The message on a free expression rock at the University of Connecticut was changed from “Black Lives Matter” to “All Lives Matter.” In response, the school president said he was “sorry” to have seen the change.

Spirit Rock is an 11,000+ pound “landmark” on the campus of the University of Connecticut. Messages pertaining to social events, political or social justice sentiments, and school spirit have been painted on the rock since the 1940s. The Spirit Rock’s latest message reading “Black Lives Matter” was changed to “All Lives Matter” after someone scratched out  the word “Black” and replaced it with “All.”

In a tweet, the Office for Diversity and Inclusion said that the new message “defaced” the Spirit Rock.

In another tweet, the office added that the alteration was an “act of Anti-Blackness.”

“Ironically,  the decision to whiteout “Black” and replace it with “All” reinforces exactly why there is a need to have a Black Lives Matter statement in the first place,” a follow-up tweet said.

[RELATED: Carnegie Mellon calls ‘All Lives Matter’ a ‘controversial message’]

UConn Chief Diversity Officer and Vice President for Diversity and Inclusion Franklin Tuitt and Vice President for Student Affairs Michael Gilbert released a statement expressing their grievances about the incident.

”While we are relieved that the person responsible is not a member of our community, that doesn’t change what took place, which we saw as an unmistakable attempt to antagonize and demean people on our campuses, especially in the context of national events. We deeply regret the harm that this incident has had on members of our community,” the statement reads.

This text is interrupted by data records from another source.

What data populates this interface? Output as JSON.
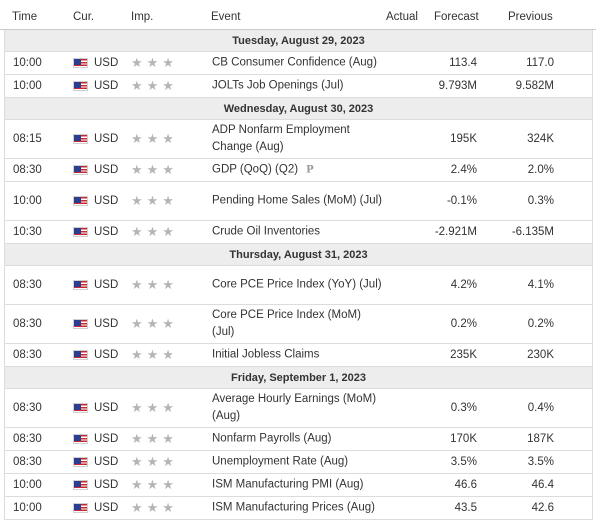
{
  "header": {
    "time": "Time",
    "currency": "Cur.",
    "importance": "Imp.",
    "event": "Event",
    "actual": "Actual",
    "forecast": "Forecast",
    "previous": "Previous"
  },
  "icons": {
    "flag": "us-flag-icon",
    "importance": "star-icon",
    "preliminary": "preliminary-p-icon"
  },
  "colors": {
    "day_header_bg": "#ededed",
    "star_color": "#b5b5b5",
    "border": "#dcdcdc"
  },
  "days": [
    {
      "label": "Tuesday, August 29, 2023",
      "events": [
        {
          "time": "10:00",
          "currency": "USD",
          "stars": "★★★",
          "event": "CB Consumer Confidence (Aug)",
          "actual": "",
          "forecast": "113.4",
          "previous": "117.0",
          "tall": false
        },
        {
          "time": "10:00",
          "currency": "USD",
          "stars": "★★★",
          "event": "JOLTs Job Openings (Jul)",
          "actual": "",
          "forecast": "9.793M",
          "previous": "9.582M",
          "tall": false
        }
      ]
    },
    {
      "label": "Wednesday, August 30, 2023",
      "events": [
        {
          "time": "08:15",
          "currency": "USD",
          "stars": "★★★",
          "event": "ADP Nonfarm Employment Change (Aug)",
          "actual": "",
          "forecast": "195K",
          "previous": "324K",
          "tall": true
        },
        {
          "time": "08:30",
          "currency": "USD",
          "stars": "★★★",
          "event": "GDP (QoQ) (Q2)",
          "prelim": "P",
          "actual": "",
          "forecast": "2.4%",
          "previous": "2.0%",
          "tall": false
        },
        {
          "time": "10:00",
          "currency": "USD",
          "stars": "★★★",
          "event": "Pending Home Sales (MoM) (Jul)",
          "actual": "",
          "forecast": "-0.1%",
          "previous": "0.3%",
          "tall": true
        },
        {
          "time": "10:30",
          "currency": "USD",
          "stars": "★★★",
          "event": "Crude Oil Inventories",
          "actual": "",
          "forecast": "-2.921M",
          "previous": "-6.135M",
          "tall": false
        }
      ]
    },
    {
      "label": "Thursday, August 31, 2023",
      "events": [
        {
          "time": "08:30",
          "currency": "USD",
          "stars": "★★★",
          "event": "Core PCE Price Index (YoY) (Jul)",
          "actual": "",
          "forecast": "4.2%",
          "previous": "4.1%",
          "tall": true
        },
        {
          "time": "08:30",
          "currency": "USD",
          "stars": "★★★",
          "event": "Core PCE Price Index (MoM) (Jul)",
          "actual": "",
          "forecast": "0.2%",
          "previous": "0.2%",
          "tall": true
        },
        {
          "time": "08:30",
          "currency": "USD",
          "stars": "★★★",
          "event": "Initial Jobless Claims",
          "actual": "",
          "forecast": "235K",
          "previous": "230K",
          "tall": false
        }
      ]
    },
    {
      "label": "Friday, September 1, 2023",
      "events": [
        {
          "time": "08:30",
          "currency": "USD",
          "stars": "★★★",
          "event": "Average Hourly Earnings (MoM) (Aug)",
          "actual": "",
          "forecast": "0.3%",
          "previous": "0.4%",
          "tall": true
        },
        {
          "time": "08:30",
          "currency": "USD",
          "stars": "★★★",
          "event": "Nonfarm Payrolls (Aug)",
          "actual": "",
          "forecast": "170K",
          "previous": "187K",
          "tall": false
        },
        {
          "time": "08:30",
          "currency": "USD",
          "stars": "★★★",
          "event": "Unemployment Rate (Aug)",
          "actual": "",
          "forecast": "3.5%",
          "previous": "3.5%",
          "tall": false
        },
        {
          "time": "10:00",
          "currency": "USD",
          "stars": "★★★",
          "event": "ISM Manufacturing PMI (Aug)",
          "actual": "",
          "forecast": "46.6",
          "previous": "46.4",
          "tall": false
        },
        {
          "time": "10:00",
          "currency": "USD",
          "stars": "★★★",
          "event": "ISM Manufacturing Prices (Aug)",
          "actual": "",
          "forecast": "43.5",
          "previous": "42.6",
          "tall": false
        }
      ]
    }
  ]
}
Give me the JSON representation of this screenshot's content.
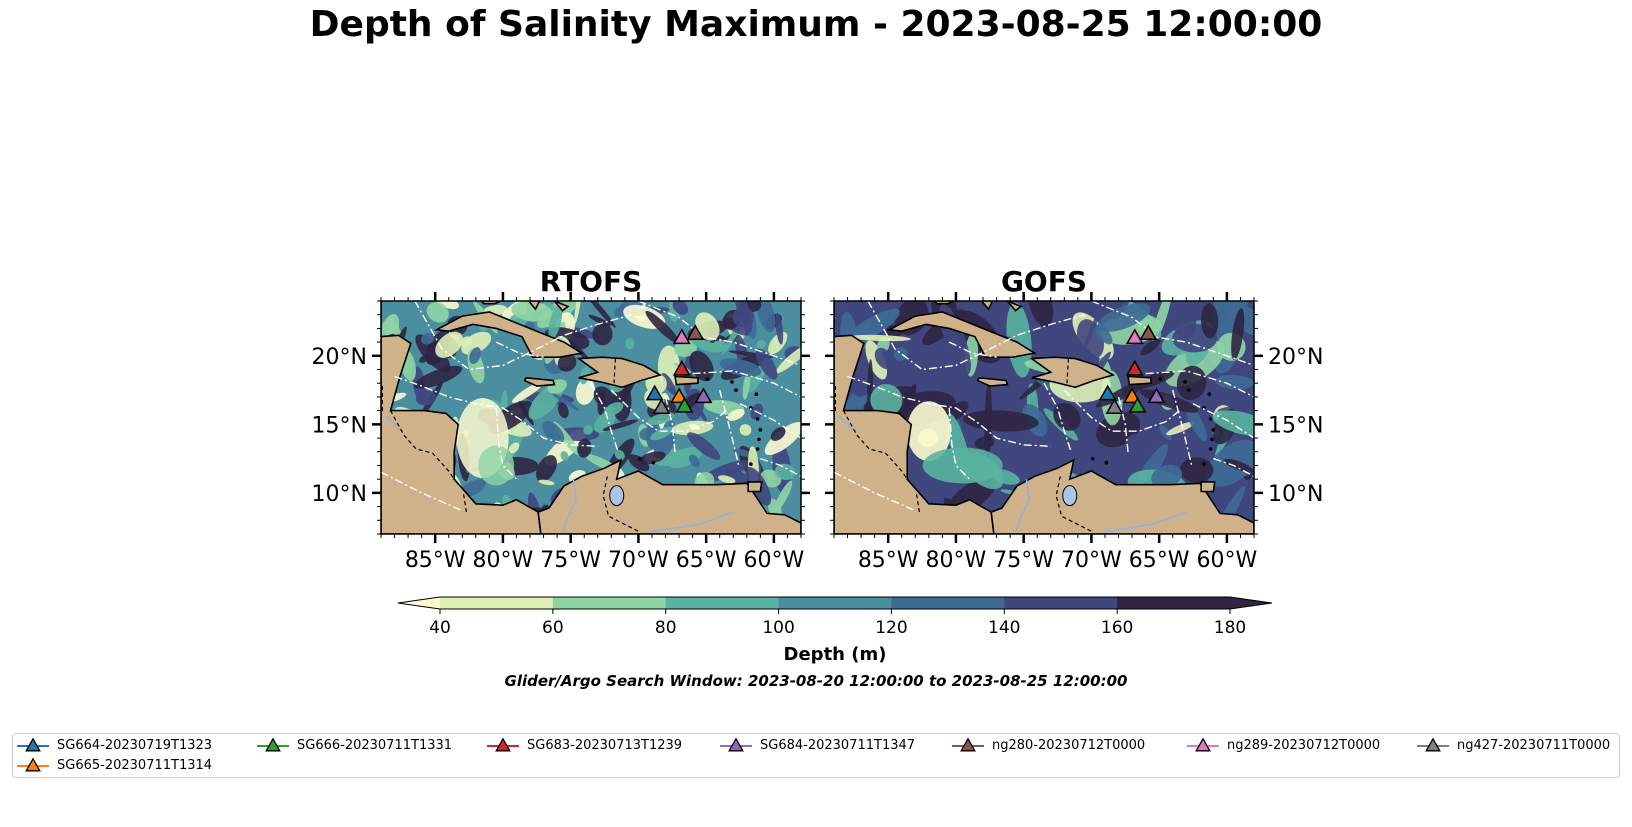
{
  "title": "Depth of Salinity Maximum - 2023-08-25 12:00:00",
  "search_window": "Glider/Argo Search Window: 2023-08-20 12:00:00 to 2023-08-25 12:00:00",
  "colors": {
    "land": "#cfb28a",
    "water_body": "#a9c6e8",
    "river": "#8fb3d9",
    "marker_edge": "#000000",
    "boundary": "#ffffff",
    "levels": [
      "#fdfbd0",
      "#dff0b6",
      "#8fd4a4",
      "#5ab2a0",
      "#4a8ea0",
      "#3e6a96",
      "#40477f",
      "#2e2543"
    ]
  },
  "chart_data": {
    "type": "heatmap",
    "colorbar": {
      "label": "Depth (m)",
      "ticks": [
        "40",
        "60",
        "80",
        "100",
        "120",
        "140",
        "160",
        "180"
      ],
      "levels": [
        40,
        60,
        80,
        100,
        120,
        140,
        160,
        180
      ],
      "extend": "both"
    },
    "map_extent": {
      "lon": [
        -89,
        -58
      ],
      "lat": [
        7,
        24
      ]
    },
    "x_ticks": [
      "85°W",
      "80°W",
      "75°W",
      "70°W",
      "65°W",
      "60°W"
    ],
    "x_tick_values": [
      -85,
      -80,
      -75,
      -70,
      -65,
      -60
    ],
    "y_ticks": [
      "20°N",
      "15°N",
      "10°N"
    ],
    "y_tick_values": [
      20,
      15,
      10
    ],
    "panels": [
      {
        "title": "RTOFS",
        "y_axis_side": "left",
        "background_class": 4
      },
      {
        "title": "GOFS",
        "y_axis_side": "right",
        "background_class": 6
      }
    ],
    "gliders": [
      {
        "name": "SG664-20230719T1323",
        "color": "#1f77b4",
        "lon": -68.8,
        "lat": 17.2
      },
      {
        "name": "SG665-20230711T1314",
        "color": "#ff7f0e",
        "lon": -67.0,
        "lat": 17.0
      },
      {
        "name": "SG666-20230711T1331",
        "color": "#2ca02c",
        "lon": -66.6,
        "lat": 16.3
      },
      {
        "name": "SG683-20230713T1239",
        "color": "#d62728",
        "lon": -66.8,
        "lat": 19.0
      },
      {
        "name": "SG684-20230711T1347",
        "color": "#9467bd",
        "lon": -65.2,
        "lat": 17.0
      },
      {
        "name": "ng280-20230712T0000",
        "color": "#8c564b",
        "lon": -65.8,
        "lat": 21.6
      },
      {
        "name": "ng289-20230712T0000",
        "color": "#e377c2",
        "lon": -66.8,
        "lat": 21.3
      },
      {
        "name": "ng427-20230711T0000",
        "color": "#7f7f7f",
        "lon": -68.3,
        "lat": 16.2
      }
    ]
  }
}
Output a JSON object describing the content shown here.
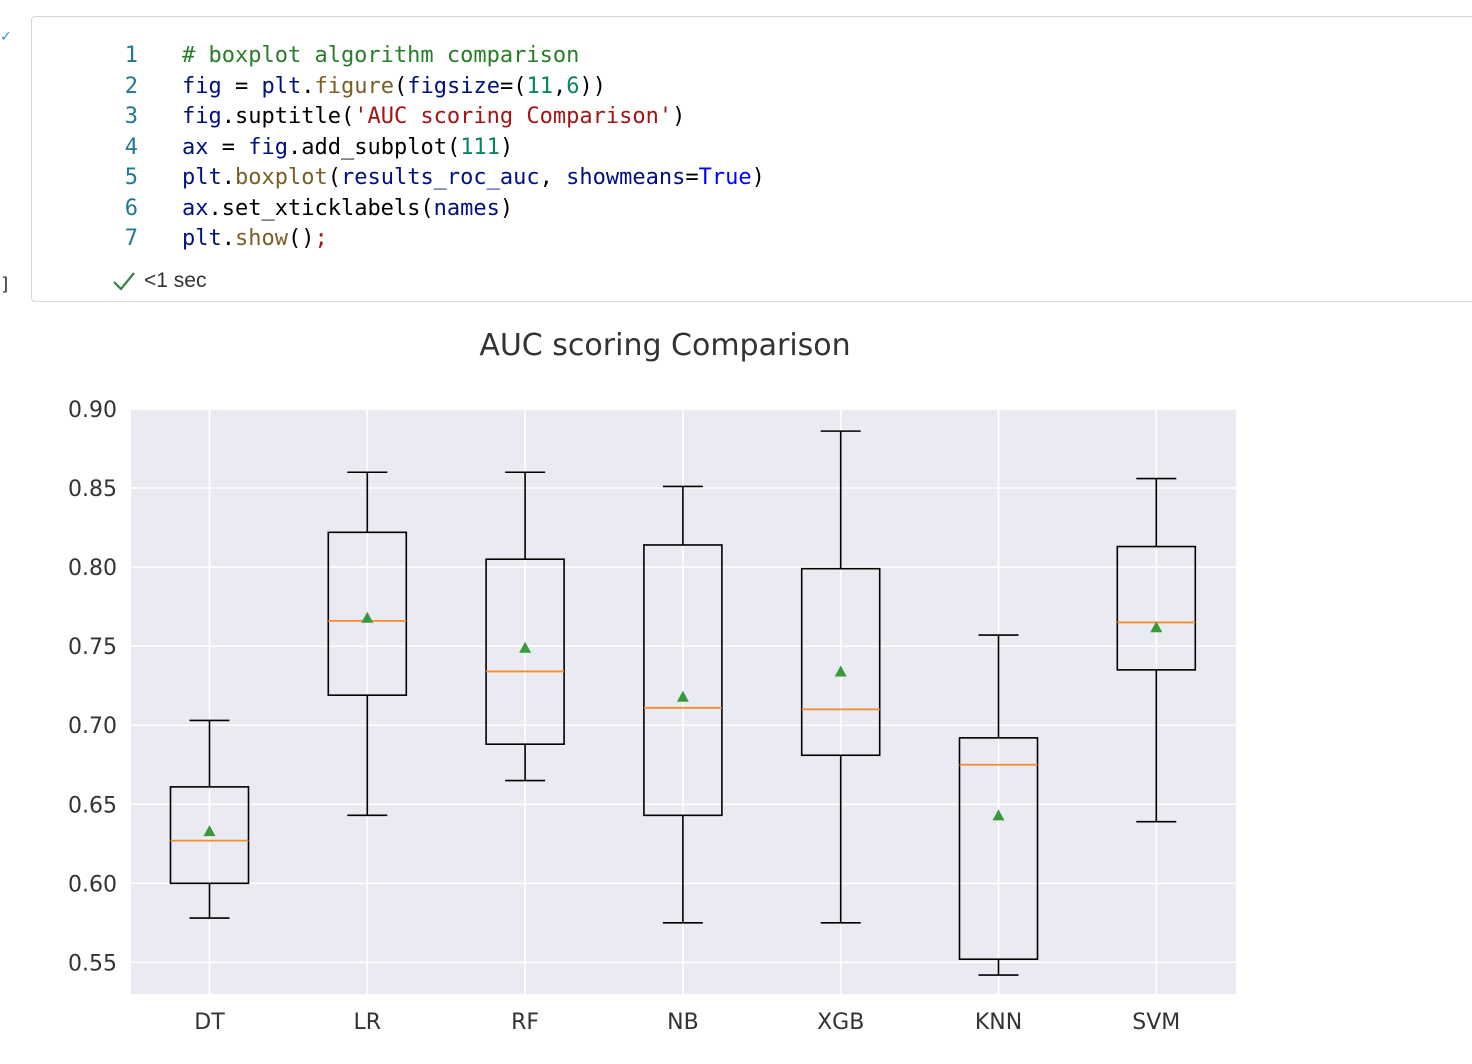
{
  "notebook": {
    "cell": {
      "code_lines": [
        {
          "number": "1",
          "tokens": [
            {
              "t": "# boxplot algorithm comparison",
              "c": "comment"
            }
          ]
        },
        {
          "number": "2",
          "tokens": [
            {
              "t": "fig",
              "c": "var"
            },
            {
              "t": " = ",
              "c": "punct"
            },
            {
              "t": "plt",
              "c": "var"
            },
            {
              "t": ".",
              "c": "punct"
            },
            {
              "t": "figure",
              "c": "func"
            },
            {
              "t": "(",
              "c": "punct"
            },
            {
              "t": "figsize",
              "c": "var"
            },
            {
              "t": "=(",
              "c": "punct"
            },
            {
              "t": "11",
              "c": "num"
            },
            {
              "t": ",",
              "c": "punct"
            },
            {
              "t": "6",
              "c": "num"
            },
            {
              "t": "))",
              "c": "punct"
            }
          ]
        },
        {
          "number": "3",
          "tokens": [
            {
              "t": "fig",
              "c": "var"
            },
            {
              "t": ".suptitle(",
              "c": "punct"
            },
            {
              "t": "'AUC scoring Comparison'",
              "c": "str"
            },
            {
              "t": ")",
              "c": "punct"
            }
          ]
        },
        {
          "number": "4",
          "tokens": [
            {
              "t": "ax",
              "c": "var"
            },
            {
              "t": " = ",
              "c": "punct"
            },
            {
              "t": "fig",
              "c": "var"
            },
            {
              "t": ".add_subplot(",
              "c": "punct"
            },
            {
              "t": "111",
              "c": "num"
            },
            {
              "t": ")",
              "c": "punct"
            }
          ]
        },
        {
          "number": "5",
          "tokens": [
            {
              "t": "plt",
              "c": "var"
            },
            {
              "t": ".",
              "c": "punct"
            },
            {
              "t": "boxplot",
              "c": "func"
            },
            {
              "t": "(",
              "c": "punct"
            },
            {
              "t": "results_roc_auc",
              "c": "var"
            },
            {
              "t": ", ",
              "c": "punct"
            },
            {
              "t": "showmeans",
              "c": "var"
            },
            {
              "t": "=",
              "c": "punct"
            },
            {
              "t": "True",
              "c": "kw"
            },
            {
              "t": ")",
              "c": "punct"
            }
          ]
        },
        {
          "number": "6",
          "tokens": [
            {
              "t": "ax",
              "c": "var"
            },
            {
              "t": ".set_xticklabels(",
              "c": "punct"
            },
            {
              "t": "names",
              "c": "var"
            },
            {
              "t": ")",
              "c": "punct"
            }
          ]
        },
        {
          "number": "7",
          "tokens": [
            {
              "t": "plt",
              "c": "var"
            },
            {
              "t": ".",
              "c": "punct"
            },
            {
              "t": "show",
              "c": "func"
            },
            {
              "t": "()",
              "c": "punct"
            },
            {
              "t": ";",
              "c": "semi"
            }
          ]
        }
      ],
      "status": {
        "icon": "check-icon",
        "text": "<1 sec",
        "color": "#2e8540"
      },
      "exec_marker": "]"
    }
  },
  "chart_data": {
    "type": "boxplot",
    "title": "AUC scoring Comparison",
    "xlabel": "",
    "ylabel": "",
    "ylim": [
      0.53,
      0.9
    ],
    "yticks": [
      0.55,
      0.6,
      0.65,
      0.7,
      0.75,
      0.8,
      0.85,
      0.9
    ],
    "ytick_labels": [
      "0.55",
      "0.60",
      "0.65",
      "0.70",
      "0.75",
      "0.80",
      "0.85",
      "0.90"
    ],
    "categories": [
      "DT",
      "LR",
      "RF",
      "NB",
      "XGB",
      "KNN",
      "SVM"
    ],
    "grid": true,
    "colors": {
      "background": "#eaeaf2",
      "grid": "#ffffff",
      "box": "#000000",
      "median": "#f28e2b",
      "mean": "#3a9a3a"
    },
    "boxes": [
      {
        "name": "DT",
        "whislo": 0.578,
        "q1": 0.6,
        "med": 0.627,
        "q3": 0.661,
        "whishi": 0.703,
        "mean": 0.633
      },
      {
        "name": "LR",
        "whislo": 0.643,
        "q1": 0.719,
        "med": 0.766,
        "q3": 0.822,
        "whishi": 0.86,
        "mean": 0.768
      },
      {
        "name": "RF",
        "whislo": 0.665,
        "q1": 0.688,
        "med": 0.734,
        "q3": 0.805,
        "whishi": 0.86,
        "mean": 0.749
      },
      {
        "name": "NB",
        "whislo": 0.575,
        "q1": 0.643,
        "med": 0.711,
        "q3": 0.814,
        "whishi": 0.851,
        "mean": 0.718
      },
      {
        "name": "XGB",
        "whislo": 0.575,
        "q1": 0.681,
        "med": 0.71,
        "q3": 0.799,
        "whishi": 0.886,
        "mean": 0.734
      },
      {
        "name": "KNN",
        "whislo": 0.542,
        "q1": 0.552,
        "med": 0.675,
        "q3": 0.692,
        "whishi": 0.757,
        "mean": 0.643
      },
      {
        "name": "SVM",
        "whislo": 0.639,
        "q1": 0.735,
        "med": 0.765,
        "q3": 0.813,
        "whishi": 0.856,
        "mean": 0.762
      }
    ]
  }
}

UConn President Tom Katsouleas echoed these sentiments in a tweet.

“Someday in an ideal world maybe all lives will matter equally, but for too long black lives have suffered discrimination and racism. I’m sorry to see our Spirit Rock altered as it was today, and the insensitivity to that context that it represents,” Katsouleas wrote.

[RELATED: Mostly peaceful’? Princeton fuels misleading Black Lives Matter narrative]

UConn senior Anna Holland told Campus Reform that she “agrees [with the university] that this is an insensitive way of spreading a message.”

“I also agree that the vandalizing of public property is the wrong approach. I will not condone the ALM movement, as I disagree with the actions taken by many of its members. However, I feel the same about BLM, as I disagree with many of their actions (ex: vandalizing public property). In short, I agree that the message as well as the way it was presented are each insensitive, but I am comforted that it was not committed by a UConn student,” Holland continued.

UConn College Republicans president Tom Heuschkel released a statement to Campus Reform regarding the incident.

“We strongly condemn the actions of the individual(s) who vandalized the ‘Black Lives Matter’ mural on UConn’s Spirit Rock. It is disheartening that this expres[sion] of free speech required treading on the voices of others. We condemn all intolerance; in any form that it may arise,” the statement read.

According to NBC Connecticut, after reviewing video footage, UConn determined it was not a member of the university or surrounding city who painted the rock. The action was not considered a crime by the state’s attorney office, so no charges will be filed.

The Spirit Rock has since been repainted to read “Black Lives Matter” once again.